Autistic superiority

A blog post by Michelle Dawson, in which she lists researchers who publish data on people with autism who are superior to neurotypicals on some task, reminded me of a quote I’d saved from a BBS commentary paper by Gernsbacker, Dawson, and Mottron (2006):

“Quite compellingly, each of these statistically significant demonstrations of autistic superiority is labeled by its authors as a harmful dysfunction. Autistics’ superior block-design performance is labeled “weak central coherence,” symptomatic of dysfunctional “information processing in autism” (Shah & Frith 1993, p. 1351). Autistics’ superior performance on embedded figures tests is considered “consistent with the cognitive-deficit theory proposed by Hermelin and O’Connor (1970) … due to a central deficiency in information processing” (Shah & Frith 1983, p. 618).

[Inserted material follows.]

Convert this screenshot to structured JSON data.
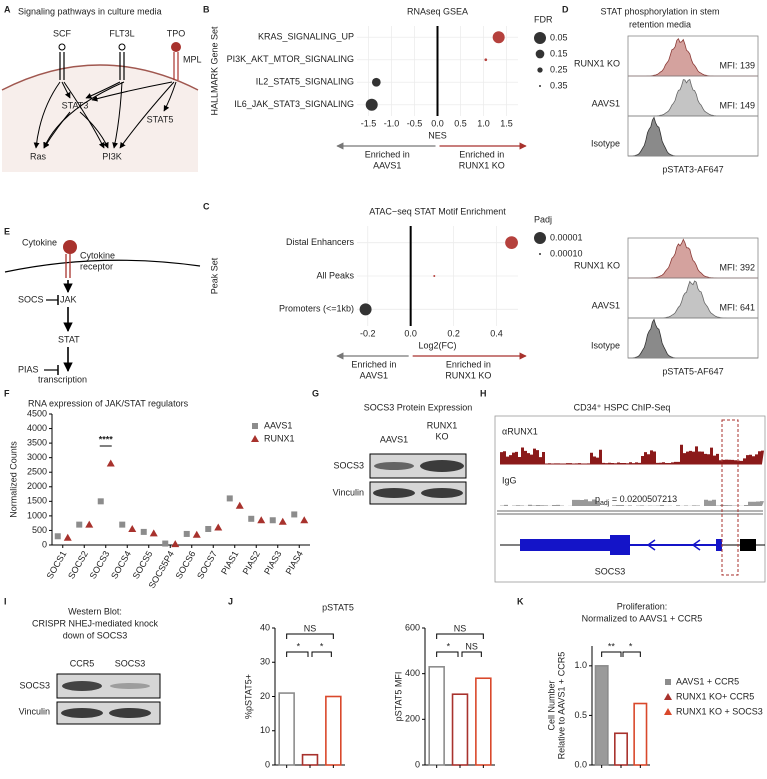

Autistics’ superior recognition memory performance is attributed to deleteriously “enhanced attention to shallow aspects of perceived materials” (Toichi et al. 2002, p. 1424); their superior sentence comprehension is described as being “less proficient at semantically and syntactically integrating the words of a sentence” (Just et al. 2004, p. 1816); their superior imperviousness to memory distortions is explained by “representations in the semantic network [that] may be associated in an aberrant manner” (Beversdorf et al. 2000, p. 8736); and their superior resistance to misleading prior context is attributed to their perception being “less conceptual” (Ropar & Mitchell 2002, p. 652).”

Gernsbacker, M.A., Dawson, M., and Mottron. L. (2006). Autism: Common, heritable, but not harmful. Behavioral and Brain Sciences, 29, 413-414.

Edited to add: hadn’t clicked that the Dawson in the author list is the blog’s author! (She is.)